Meals on Wheels Reaches Strengths-Based Destination

During the height of the pandemic, not only did Meals on Wheels of Rhode Island staff operate without interruption, they handled a surge in service from 1,000 to 4,000 home-delivered meals a day.

Executive Director Meghan Grady, LRI 2023 Tau II, could not have been more proud.

“We really saw our team develop a deep camaraderie and a strong bond because of the pressure that we were under to not only meet new and increased demand, but also in a time that was dangerous to everyone’s health,” she recalls.

“We were on the front lines, we were in the trenches. As a result, we called ourselves ‘delivery heroes’.”

As the public health environment improved and Meals on Wheels returned to normal operations, Grady wanted to preserve the sense of togetherness and determination that got the team through the pandemic.

With that goal in mind, Grady reached out to Leadership Rhode Island about helping Meals on Wheels become a “strengths-based” operation.

“I thought that it would help ensure our progress as an organization, and I thought that it might help us communicate in a changing, dynamic environment,” she says. “And I also thought it would help us extend that camaraderie to a new level.”

Meals on Wheels launched its three-year CliftonStrengths training program in 2022 with an orientation session led by strengths coach Marcus Jannitto, LRI 1997 Rho, a retired brigadier general, who has delivered meals for the non-profit.

About 20 team members – a diverse group in age, ethnicity and expertise –  attended that first meeting.

Three years later, all 35 members of the staff, including the five top executives, have taken the Clifton Strengths assessment and the staff has attended numerous training sessions, in large and small groups, to learn how to take strengths into account when assigning tasks, creating work groups, and when offering feedback to others.

In all, five LRI coaches have been dispatched to work with the staff.

The organization’s Board of Directors also has invested time in the strengths effort.
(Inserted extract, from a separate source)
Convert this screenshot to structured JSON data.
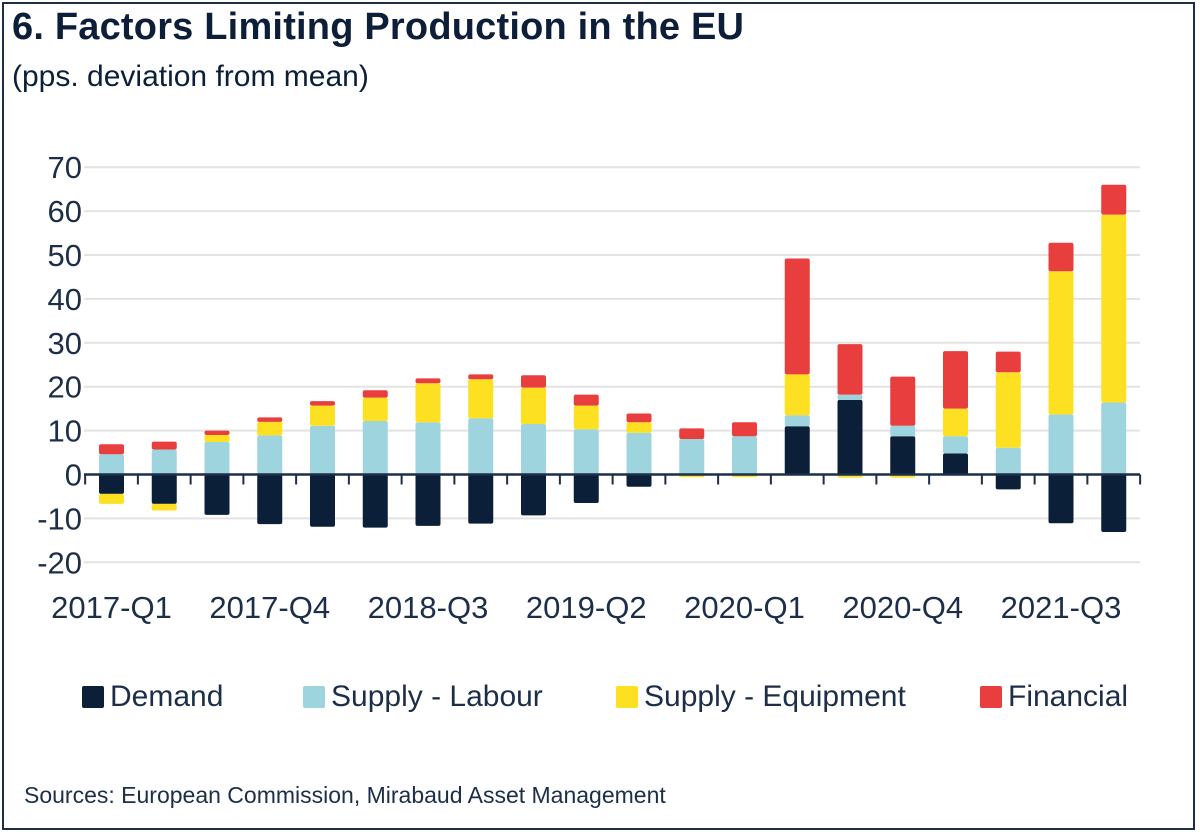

Sixteen members took the strengths assessment —   three others already knew their strengths from assessments elsewhere.

Board members participated in three coaching sessions during which they learned to use strengths when creating board committees, evaluating the performance of the executive director, and to better understand how the staff is organized.

Renzo Arteta, 2019 CLRI, LRI’s senior training manager, says all employees have been surveyed twice, once in 2023 and again in 2024, to gauge the degree of employee engagement.

The online survey, developed by Gallup, produces results showing how a particular organization’s employee engagement compares with organizations worldwide.      

Grady says she now considers Meals on Wheels a strength-based organization, the goal of the multi-year strengths journey.  Still, she has sought an extension of its contract through 2025 to get training for onboarding new employees, more training for managers, and another Gallup survey on employee engagement.

Arteta, who supervises the trainings and has reviewed the results of the two employee surveys, says he is comfortable with Grady’s assessment that Meals on Wheels is a strengths-based organization.

The LRI strengths initiative does not award official certificates for strength-based status, but Arteta relies on certain criteria, drawn from Gallup’s literature, to guide clients seeking to become strengths-based organizations:

  • Everyone is aware of their strengths.
  • Management consistently refers to strengths in work-related conversations.
  • Commitment to a strengths agenda is embedded in the organization’s strategic plan.
  • Strengths are emphasized in the orientation of all new hires and development of staff.

“When you walk into our organization, you see our strengths wall,” says Shana DeFelice, 2024 Upsilon II,  programs and mission impact director.  “Every team member’s name and strengths are on display. We have worked strengths into everything we do.”

That includes morning meetings, where people’s strengths are considered when tasks are assigned for the day.  Strengths are part of performance evaluations, coaching and team check-ins.

“By being a strengths-based organization, we’re more effective and that translates into how we deliver our mission,” Grady says.